Before she and Henderson dove in as facilitators, they made sure to draft a proposal, secure support from their administrators, and do their homework. “When starting any kind of new program, especially when starting a program as sensitive as [this one], ask permission, not forgiveness,” said Henderson. “If your library or system has a specific protocol for programming, follow the procedure in place.”

Pierce stresses how important it is to research each month’s topic—she does three to five hours for each program—and rehearse what you’re going to say. “Leaders need a baseline level of knowledge to facilitate this type of program,” she said. To keep kids engaged, she uses a variety of icebreakers, picture books, quizzes, giveaways, and questions. “Interactive is in all caps,” said Pierce. “I needed something that was besides just me talking.”

CCPL advertised the program through press releases, newsletters, social media posts, and its online calendar. Getting the public information office involved early with promoting the program was a tactical move: “Public reaction to this type of program can be varied,” said Henderson.

Thankfully, the positive feedback has outweighed the bad. Twenty children and their families showed up to the first KCSJ meeting on racism, and the monthly program regularly attracts 8–10 children and their families. “We received thank-you messages,” said Henderson, “and a letter of support from a local progressive church.” Still, the program wasn’t without its detractors. “Be aware that not everyone in your community will be supportive,” she said.

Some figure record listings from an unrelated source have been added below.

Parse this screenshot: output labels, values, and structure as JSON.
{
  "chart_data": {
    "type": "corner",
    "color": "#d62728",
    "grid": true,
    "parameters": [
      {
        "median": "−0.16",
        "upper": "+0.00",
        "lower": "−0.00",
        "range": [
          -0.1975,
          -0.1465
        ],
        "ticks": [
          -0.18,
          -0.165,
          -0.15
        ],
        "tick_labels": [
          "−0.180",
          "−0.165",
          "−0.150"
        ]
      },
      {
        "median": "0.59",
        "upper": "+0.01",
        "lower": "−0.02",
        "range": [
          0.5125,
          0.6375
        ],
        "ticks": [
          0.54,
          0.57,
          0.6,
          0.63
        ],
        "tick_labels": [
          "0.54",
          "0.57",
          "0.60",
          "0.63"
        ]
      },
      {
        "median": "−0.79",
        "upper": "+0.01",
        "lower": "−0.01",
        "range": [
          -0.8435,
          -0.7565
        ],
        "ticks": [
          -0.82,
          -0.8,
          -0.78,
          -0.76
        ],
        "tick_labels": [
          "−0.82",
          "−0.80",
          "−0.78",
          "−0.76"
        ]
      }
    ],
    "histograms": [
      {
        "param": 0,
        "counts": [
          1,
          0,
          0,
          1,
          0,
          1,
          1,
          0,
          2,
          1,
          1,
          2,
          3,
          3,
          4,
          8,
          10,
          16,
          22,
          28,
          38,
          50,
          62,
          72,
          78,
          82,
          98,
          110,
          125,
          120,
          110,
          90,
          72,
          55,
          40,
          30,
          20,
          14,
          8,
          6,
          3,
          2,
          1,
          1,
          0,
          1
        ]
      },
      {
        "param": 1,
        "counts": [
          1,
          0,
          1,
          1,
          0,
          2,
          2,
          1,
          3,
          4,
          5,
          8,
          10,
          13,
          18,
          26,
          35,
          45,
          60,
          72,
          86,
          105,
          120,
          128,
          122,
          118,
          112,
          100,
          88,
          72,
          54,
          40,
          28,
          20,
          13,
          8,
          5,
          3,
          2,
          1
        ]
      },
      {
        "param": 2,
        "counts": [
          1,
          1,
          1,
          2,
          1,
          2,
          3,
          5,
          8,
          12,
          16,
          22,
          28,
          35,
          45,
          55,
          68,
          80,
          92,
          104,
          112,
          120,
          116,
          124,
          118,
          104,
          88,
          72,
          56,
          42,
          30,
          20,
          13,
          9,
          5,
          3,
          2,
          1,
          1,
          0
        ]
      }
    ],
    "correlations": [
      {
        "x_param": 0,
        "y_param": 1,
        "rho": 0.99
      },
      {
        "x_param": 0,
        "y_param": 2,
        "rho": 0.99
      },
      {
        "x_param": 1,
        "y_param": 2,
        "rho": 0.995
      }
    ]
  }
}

For those looking to add children’s EDI programming to their library’s offerings, Pierce and Henderson reminded viewers that social justice can look like a lot of things: inclusive displays, diverse collections and storytimes, going fine-free, and eliminating all types of barriers. They also encouraged libraries to take meaningful steps toward social justice even if it makes staffers or community members uncomfortable.

“Ignoring these problems is no longer an option,” said Pierce. “We can do hard things—let’s do them!”